I was in Sydney a few weeks ago discussing CoCreate with my friend Michelle Williams, when she recommended Kahane’s Power and Love. I’d assumed she wanted to convince me to get ‘powerful’ people in the room. But I’ve since discovered Power and Love is much more subtle than that.
‘Power’ in the book is not the capacity to do things. It’s the drive to do things – the energy and intention to make things happen, to realise, and to ‘extend’. And ‘love’ is not about affection, but instead about the drive to unify, and to bring us together.
To effect change together, we need to operate these drives in a balanced way. This is the book’s central thesis, and one of the biggest lessons from Adam Kahane’s life’s work.

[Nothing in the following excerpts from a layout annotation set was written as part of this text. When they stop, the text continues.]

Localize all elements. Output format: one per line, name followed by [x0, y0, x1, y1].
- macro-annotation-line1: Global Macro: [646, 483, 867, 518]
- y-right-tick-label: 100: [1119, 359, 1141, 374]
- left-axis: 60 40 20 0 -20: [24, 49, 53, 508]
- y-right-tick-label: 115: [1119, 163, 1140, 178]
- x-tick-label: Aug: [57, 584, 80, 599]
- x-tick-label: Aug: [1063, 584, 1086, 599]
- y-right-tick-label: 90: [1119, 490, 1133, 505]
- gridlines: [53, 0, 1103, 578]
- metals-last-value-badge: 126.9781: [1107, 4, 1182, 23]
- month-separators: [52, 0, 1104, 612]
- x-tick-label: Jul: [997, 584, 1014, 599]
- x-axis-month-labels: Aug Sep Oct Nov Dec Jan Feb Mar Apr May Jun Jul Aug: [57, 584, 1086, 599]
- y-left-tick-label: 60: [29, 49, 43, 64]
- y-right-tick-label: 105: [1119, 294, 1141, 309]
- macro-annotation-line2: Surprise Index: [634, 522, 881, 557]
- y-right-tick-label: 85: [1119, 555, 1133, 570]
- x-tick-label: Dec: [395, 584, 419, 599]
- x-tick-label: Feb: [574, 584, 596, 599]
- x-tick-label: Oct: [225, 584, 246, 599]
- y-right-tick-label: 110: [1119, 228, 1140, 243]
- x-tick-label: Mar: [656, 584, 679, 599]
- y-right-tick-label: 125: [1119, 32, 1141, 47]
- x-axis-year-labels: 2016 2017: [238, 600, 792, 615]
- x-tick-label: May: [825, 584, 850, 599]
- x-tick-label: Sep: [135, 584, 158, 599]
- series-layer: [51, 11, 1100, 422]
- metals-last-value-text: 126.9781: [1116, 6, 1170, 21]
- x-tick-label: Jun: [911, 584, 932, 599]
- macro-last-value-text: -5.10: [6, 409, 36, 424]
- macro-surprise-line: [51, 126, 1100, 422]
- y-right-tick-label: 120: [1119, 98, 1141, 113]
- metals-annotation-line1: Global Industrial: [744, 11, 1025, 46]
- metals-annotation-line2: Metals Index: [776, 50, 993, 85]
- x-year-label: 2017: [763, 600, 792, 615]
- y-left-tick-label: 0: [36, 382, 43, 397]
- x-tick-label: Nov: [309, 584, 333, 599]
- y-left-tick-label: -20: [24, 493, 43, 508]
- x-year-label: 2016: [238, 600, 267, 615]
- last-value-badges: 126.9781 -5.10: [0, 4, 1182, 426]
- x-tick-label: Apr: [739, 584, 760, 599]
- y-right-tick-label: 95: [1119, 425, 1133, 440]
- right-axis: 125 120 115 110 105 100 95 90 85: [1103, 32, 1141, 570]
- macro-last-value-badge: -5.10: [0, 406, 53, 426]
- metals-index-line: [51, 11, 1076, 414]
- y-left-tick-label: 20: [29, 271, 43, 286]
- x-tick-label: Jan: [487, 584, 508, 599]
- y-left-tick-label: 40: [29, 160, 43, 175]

Kahane draws on his experience of ‘degenerative’ power and love – which is what happens when either of these are present by themselves. Gender and family archetypes can illustrate this well – if you can forgive the stereotypes. Degenerative power is a father who dedicates himself to work, at the expense of caring for his family. Degenerative love is a mother who shelters and protects the family, and smothers their drive to realise their own potential. Generative love and power exist when they are combined with their counterpart.
The important opposition in the book is not actually love and power, which need to be both present – but generative vs degenerative drives.

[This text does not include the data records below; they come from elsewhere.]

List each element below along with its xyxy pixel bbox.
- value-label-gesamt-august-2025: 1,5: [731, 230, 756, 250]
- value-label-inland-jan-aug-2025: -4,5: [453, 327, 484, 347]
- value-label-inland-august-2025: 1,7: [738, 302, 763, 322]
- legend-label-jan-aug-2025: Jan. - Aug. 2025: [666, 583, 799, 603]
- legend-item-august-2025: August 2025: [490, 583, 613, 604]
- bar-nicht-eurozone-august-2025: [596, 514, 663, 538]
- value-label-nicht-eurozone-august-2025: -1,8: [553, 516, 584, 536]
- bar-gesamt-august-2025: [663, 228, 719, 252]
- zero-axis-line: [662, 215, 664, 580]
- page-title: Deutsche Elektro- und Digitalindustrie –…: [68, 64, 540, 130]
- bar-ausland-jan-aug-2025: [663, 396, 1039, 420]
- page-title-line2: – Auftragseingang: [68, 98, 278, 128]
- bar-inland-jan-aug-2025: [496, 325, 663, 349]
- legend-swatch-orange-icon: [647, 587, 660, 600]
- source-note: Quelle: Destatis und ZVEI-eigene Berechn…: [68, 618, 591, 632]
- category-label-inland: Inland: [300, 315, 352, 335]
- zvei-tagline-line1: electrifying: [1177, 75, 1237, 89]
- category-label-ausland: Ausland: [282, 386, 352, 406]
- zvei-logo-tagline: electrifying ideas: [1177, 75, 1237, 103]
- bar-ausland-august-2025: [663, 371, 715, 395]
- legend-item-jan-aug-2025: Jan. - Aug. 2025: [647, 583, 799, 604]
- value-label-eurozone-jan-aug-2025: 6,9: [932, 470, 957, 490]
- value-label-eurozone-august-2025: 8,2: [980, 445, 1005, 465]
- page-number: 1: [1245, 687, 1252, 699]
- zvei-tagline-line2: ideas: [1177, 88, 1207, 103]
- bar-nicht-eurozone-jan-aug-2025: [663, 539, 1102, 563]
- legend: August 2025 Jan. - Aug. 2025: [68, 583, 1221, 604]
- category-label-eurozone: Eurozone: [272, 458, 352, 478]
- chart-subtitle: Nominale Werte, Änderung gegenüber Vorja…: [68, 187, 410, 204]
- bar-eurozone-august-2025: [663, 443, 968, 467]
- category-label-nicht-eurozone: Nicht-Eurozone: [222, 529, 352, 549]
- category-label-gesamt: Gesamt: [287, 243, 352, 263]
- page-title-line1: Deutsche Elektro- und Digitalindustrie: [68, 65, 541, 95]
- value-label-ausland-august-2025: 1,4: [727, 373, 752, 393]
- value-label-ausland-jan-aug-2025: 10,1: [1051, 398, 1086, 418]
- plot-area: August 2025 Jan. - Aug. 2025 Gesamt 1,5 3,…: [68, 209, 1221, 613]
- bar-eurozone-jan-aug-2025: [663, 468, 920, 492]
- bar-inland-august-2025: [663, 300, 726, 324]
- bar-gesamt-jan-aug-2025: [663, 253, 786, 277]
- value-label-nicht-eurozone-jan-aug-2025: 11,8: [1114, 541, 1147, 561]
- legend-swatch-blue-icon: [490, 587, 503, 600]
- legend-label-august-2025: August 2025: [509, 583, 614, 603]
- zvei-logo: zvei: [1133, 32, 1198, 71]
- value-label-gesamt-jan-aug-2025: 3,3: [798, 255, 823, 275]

It is too easy with community to emphasise ‘love’ – particularly with open space and collaborative events. After all, community is fundamentally about coming together.
Yes, I think in our society that ‘love’ is the undernourished drive. I joked wistfully with a friend the other day – “a world where people looked out for one another – wouldn’t that be nice.” I’m sure many of you have thought and felt very similar things.
But balancing love and power is only the first step. To walk together, we need to learn to combine them. Having them both, side by side, is not enough – any more than having two legs is enough for us to walk.
Just like walking, Kahane has found that these two drives need to be combined rythmically. That cocreating our visions requires us to smoothly transition between one and the other, and back again.
So, how can we host an unconference that is generative? That is about action, but also about unity; that brings people together, but also supports them to take action?
We need to create a space for people to transition back and forth between power and love.
The day of the event will start with our minds – listening, hearing, identifying who and where we are – and also what we are doing and what we want to do. This is power.
Sharing our visions with one another moves us towards love – taking our power, opening it up for others to share, and drawing one another together.
Finally, as we are drawn together, we need to be mindful of power, and ultimately to move back towards it – how can we shape our conversations towards what we can do, individually and collectively, to take action on these visions that we care about?
It is our challenge to foster conversations that move in this way. I don’t think it will be easy, but I know that we can make progress together.